Tous égaux devant la justice : le cas «Pinochet»

La déclaration universelle des droits de l’homme, dans son article 7, stipule que «Tous sont égaux devant la loi ». Cela signifie concrètement que les lois s’appliquent à tout le monde. Or, dans la pratique, nous constatons que certaines personnes, auteurs de crimes dits d’État et contre l’humanité, restent impunies.

 

Un peu plus d’égalité

C’est le cas de Pinochet, le dictateur qui a régné sur le Chili pendant près de vingt ans.

Hospitalisé en Angleterre, il devrait être extradé en Espagne, où on l’accuse de crime contre l’humanité.

Mais puisque il bénéficie d’une immunité diplomatique, il fallait que la justice anglaise se prononce pour savoir s’il allait jouir de cette immunité. Dans un arrêt « historique », les lords britanniques ont tranché : Pinochet ne saurait bénéficier d’aucune immunité diplomatique. Interrogé par l’hebdomadaire «La vie» au sujet de cette décision, Mario Bettati, juriste international et père spirituel du droit d’ingérence du droit d’ingérence, a déclaré ce qu suit : « L’arrêt des lords rétablit un peu plus d’égalité entre les citoyens de tous les pays » (n° 2779, 3.12.1998). À Santiago, partisan et opposants de l’ancien dictateur ont organisé des manifestations violentes devant les ambassades espagnole et britannique.

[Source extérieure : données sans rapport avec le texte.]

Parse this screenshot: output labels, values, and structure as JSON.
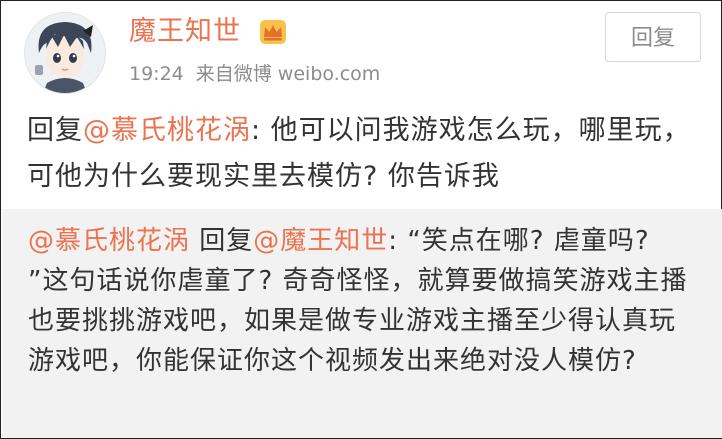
{
  "post": {
    "username": "魔王知世",
    "badge_icon": "crown-icon",
    "time": "19:24",
    "source": "来自微博 weibo.com",
    "reply_button": "回复"
  },
  "comment": {
    "prefix": "回复",
    "mention": "@慕氏桃花涡",
    "text": ": 他可以问我游戏怎么玩，哪里玩，可他为什么要现实里去模仿? 你告诉我"
  },
  "quoted": {
    "author": "@慕氏桃花涡",
    "reply_word": " 回复",
    "mention": "@魔王知世",
    "text": ": “笑点在哪? 虐童吗? ”这句话说你虐童了? 奇奇怪怪，就算要做搞笑游戏主播也要挑挑游戏吧，如果是做专业游戏主播至少得认真玩游戏吧，你能保证你这个视频发出来绝对没人模仿?"
  },
  "colors": {
    "accent": "#eb7350",
    "meta_text": "#8c8c8c",
    "body_text": "#333333",
    "quote_bg": "#f2f2f2"
  }
}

Tandis que les uns (les partisans) dénonçaient « l’offense très grave à la souveraineté du pays», les autres (les opposants) chantaient la victoire de la justice et de la vérité. Nous retrouvons parmi ces derniers toutes les victimes du régime de Pinochet : ceux qui ont été torturés par la police, les familles dont les membres ont disparus, des veuves, des orphelins, etc. Je suis persuadé que cette histoire représente une vraie conquête. On pourra finalement, parler d’une justice qui sera la même pour tout le monde.

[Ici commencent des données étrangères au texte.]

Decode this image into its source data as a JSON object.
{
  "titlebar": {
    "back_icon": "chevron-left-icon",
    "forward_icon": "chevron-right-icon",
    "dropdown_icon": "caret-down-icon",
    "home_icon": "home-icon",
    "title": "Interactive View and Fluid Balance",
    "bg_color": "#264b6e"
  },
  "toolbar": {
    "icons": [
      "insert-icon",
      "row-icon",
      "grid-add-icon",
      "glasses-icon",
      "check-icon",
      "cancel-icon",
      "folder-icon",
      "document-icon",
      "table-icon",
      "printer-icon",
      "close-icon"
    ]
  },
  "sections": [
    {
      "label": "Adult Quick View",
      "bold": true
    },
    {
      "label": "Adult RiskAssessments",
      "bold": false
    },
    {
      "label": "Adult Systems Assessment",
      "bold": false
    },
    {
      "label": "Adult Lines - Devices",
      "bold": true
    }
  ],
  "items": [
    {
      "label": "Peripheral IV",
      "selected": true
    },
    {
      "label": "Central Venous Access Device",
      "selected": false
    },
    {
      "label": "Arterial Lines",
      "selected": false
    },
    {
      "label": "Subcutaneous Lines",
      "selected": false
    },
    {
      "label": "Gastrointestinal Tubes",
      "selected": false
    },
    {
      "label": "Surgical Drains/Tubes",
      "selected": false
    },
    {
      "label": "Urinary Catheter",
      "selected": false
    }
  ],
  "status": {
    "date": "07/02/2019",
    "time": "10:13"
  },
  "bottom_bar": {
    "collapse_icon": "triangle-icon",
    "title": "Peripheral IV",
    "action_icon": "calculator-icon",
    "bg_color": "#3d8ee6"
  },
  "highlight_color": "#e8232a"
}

La liste des anciens dictateurs de notre continent, selon Amnesty International, responsables de crimes, est connue. On connaît aussi les endroits où ils vivent. Parmi ceux-ci, l’hebdomadaire The East African (21.08.1998) a fait mention d’Idi Amin Dada : « On dit qu’il vit dans le plus grand luxe en Arabie Saoudite, grâce à l’argent enlevé des caisses de l’État et placé dans les banques étrangères ». Selon la presse espagnole, le juge Baltazar Garzon, engagé dans le cas  Pinochet, est en train de conduire une enquête contre le roi du Maroc pour « extermination de l’ethnie Sahraoui entre 1975 – 1990 ».

 

La Cour pénale

L’affaire Pinochet nous rappelle à la fois à quel point la conscience d’appartenir à une même humanité a progressé ces dernières années. La question qui reste est celle de savoir quel est le sort que la justice réserve aux tyrans et dictateurs encore au pouvoir et qui sont auteurs de crimes contre l’humanité, de génocides, etc. dans le droit positif actuel, ils sont couverts par l’immunité. La situation changera lorsque entrera en fonction la Cour pénale internationale, créée le 17 juillet 1998 à Rome, compétente pour juger le génocide, le crime de guerre, le crime contre l’humanité et le crime d’agression. Son statut comprend l’article 24, au terme duquel les qualifications officielles de chef d’État, de chef du gouvernement, de membre du gouvernement et de parlementaire n’exonèrent pas de leur responsabilité les personnes titulaires de ces fonctions. En clair, les hommes politiques en exercice pourront être traduits devant la Cour pénale internationale qui va se mettre en place par étapes. Mais, avant qu’on en arrive là, il faudra plusieurs années. Et puis, il faudrait que 60 États au moins ratifient le texte de Rome pour qu’il entre en vigueur. En attendant que cette institution se mette en place et commence à fonctionner, ne pourrait-on pas penser que dans nos pays ou au niveau du continent soient créées des Cours compétentes pour juger les auteurs de crimes contre l’humanité ? Le tribunal d’Arusha est déjà un premier pas dans ce sens. Si les grands de ce monde sont investis d’un pouvoir qui devrait être considéré comme un service pour promotion de l’homme, ils ne peuvent pas se permettre n’importe quoi et se croire intouchables.